The Federal Antitrust statutes govern competition between competitors, including the formation and operation of joint ventures and other collaborative arrangements. In particular, Section 1 of the Sherman Act prohibits "[e]very contract, combination in the form of trust or otherwise, or conspiracy, in restraint of trade or commerce among the several States." Antitrust concerns associated with premerger coordination include: (1) the potential for merging parties to coordinate prices, markets, or some other competitively significant term during the premerger time period; and (2) if the transaction fails to close, the physician groups involved would be able to raise prices because, as a result of the information exchange, they have a better understanding of each other's cost structure and pricing information.

So, what does this mean in the context of two or more separate physician groups discussing the possibility of merging or forming an integrated network? As an initial matter, meetings of physician groups should be pursued only for pro-competitive reasons, including, for example, enhancing patient care services, creating efficiencies and promoting accountability in health care delivery, implementing health information technology, and responding to changes in the health care market. It is recommended that each meeting follow an appropriate, written agenda and that simple minutes are maintained. This will allow the participants, if ever questioned, to demonstrate that the purpose of the meetings were not anti-competitive within the meaning of the antitrust laws. As discussions progress, it can also be helpful to utilize the services of an outside third-party, such as a consultant or attorney. These individuals can help collect and manage competitive information from the participants, so as to avoid sharing that information directly among competitors, and help ensure that the discussions remain legally compliant.

Any discussions among legally separate physician groups should absolutely avoid agreements to fix prices or agreements to divide or allocate markets or patients (e.g., two, competing physician groups in Birmingham agree to work at different hospitals in order to divide the market). The agreement itself (written, verbal, or inferred from conduct) is per se illegal, even if the arrangement proves unsuccessful.

Competing physician groups are prudent to sign a confidentiality agreement prior to beginning discussions or exchanging information in connection with a potential merger or other integration transaction. However, do not allow having a confidentiality agreement in place to create a false sense of security that competitively sensitive information can then be discussed or exchanged without antitrust implications. Having a confidentiality agreement in place will not protect against the antitrust issues described above if competitively sensitive information is exchanged and used improperly.

For instance, the return or destruction of confidential information may not be enough to "unsee" a competitor's fee schedules, costs, or pricing information. If a merger fails to close and one party raises prices after learning of its competitor's pricing during negotiations, the return or destruction of confidential information pursuant to the confidentiality agreement will not resolve the antitrust issue. Therefore, regardless of having a confidentiality agreement in place, competing physician groups must carefully consider, for antitrust concerns, what information should or should not be discussed or disclosed prior to the closing of a merger or other integration transaction.
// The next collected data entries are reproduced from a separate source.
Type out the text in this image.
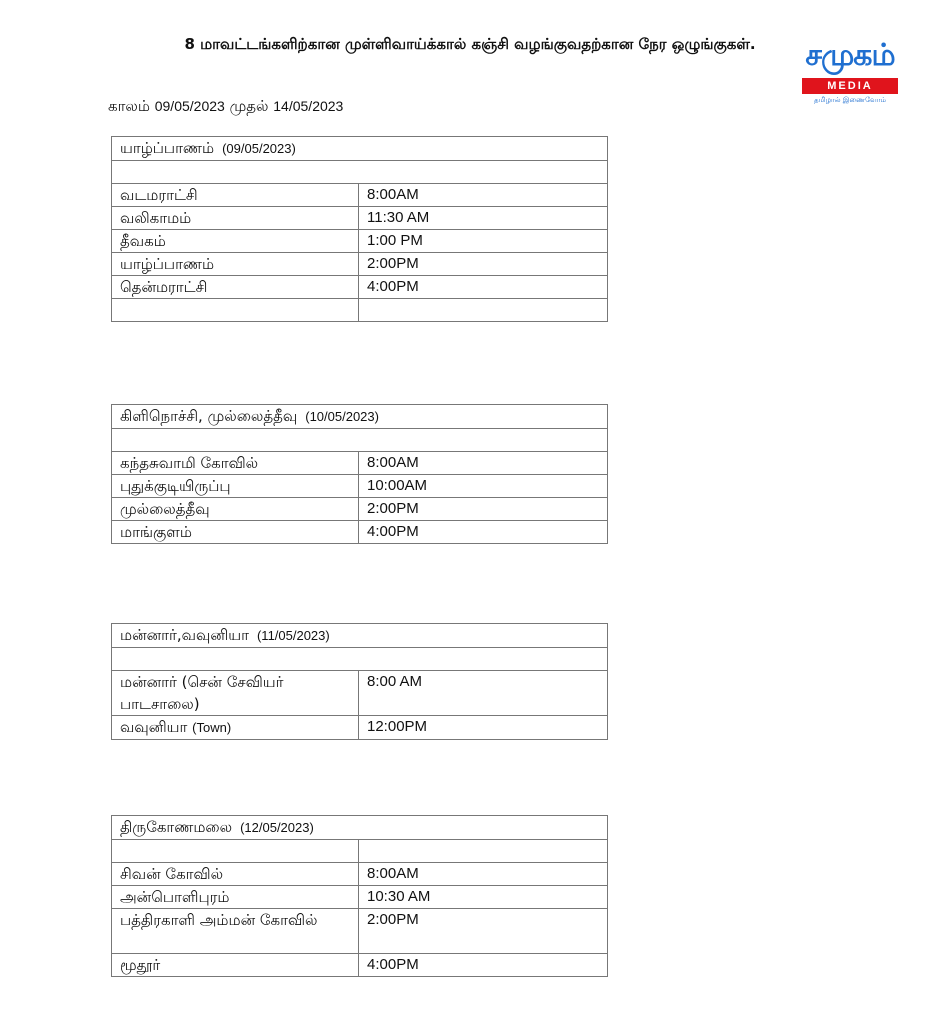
8 மாவட்டங்களிற்கான முள்ளிவாய்க்கால் கஞ்சி வழங்குவதற்கான நேர ஒழுங்குகள்.
காலம் 09/05/2023 முதல் 14/05/2023
சமுகம்
MEDIA
தமிழால் இணைவோம்
யாழ்ப்பாணம் (09/05/2023)	

வடமராட்சி	8:00AM
வலிகாமம்	11:30 AM
தீவகம்	1:00 PM
யாழ்ப்பாணம்	2:00PM
தென்மராட்சி	4:00PM

கிளிநொச்சி, முல்லைத்தீவு (10/05/2023)	

கந்தசுவாமி கோவில்	8:00AM
புதுக்குடியிருப்பு	10:00AM
முல்லைத்தீவு	2:00PM
மாங்குளம்	4:00PM
மன்னார்,வவுனியா (11/05/2023)	

மன்னார் (சென் சேவியர் பாடசாலை)	8:00 AM
வவுனியா (Town)	12:00PM
திருகோணமலை (12/05/2023)	

சிவன் கோவில்	8:00AM
அன்பொளிபுரம்	10:30 AM
பத்திரகாளி அம்மன் கோவில்	2:00PM
மூதூர்	4:00PM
Following are a few other items to avoid when it comes to discussions among physician competitors:

  • Don't share fee schedules, market share data or other competitively sensitive information. (Certain data sharing can be accomplished through an independent third-party, such as a consultant, who can compile and distribute aggregated data.)
  • Don't discuss limiting the amount of care you provide to any individual or group.
  • Don't compare or otherwise discuss contract negotiations with third parties, including in particular third-party payors, or what you believe are the contract terms other providers have received.
  • Don't discuss ways to eliminate or reduce competition in your market, such as the exclusion of particular providers or health systems, or reducing or eliminating referrals to certain providers.
  • Don't collectively agree to refuse to do business with specific individuals or businesses except on agreed-upon terms. Examples of questionable conduct include physician competitors refusing to contract with a particular payor except on certain terms or boycotting a health plan that does not agree to a collective proposal. Each provider group can individually and separately reject a third-party payor or provider offer, but the groups cannot collectively agree on a position.

Exploring various integration options in this challenging health care environment is a necessity. However, such discussions must be approached thoughtfully and with an understanding that certain agreements and collaborations, even if ultimately not successful, can be viewed as unlawful under the Federal Antitrust laws.


Anthony Romano is a Partner at Burr & Forman LLP practicing in the firm's Health Care Industry Group.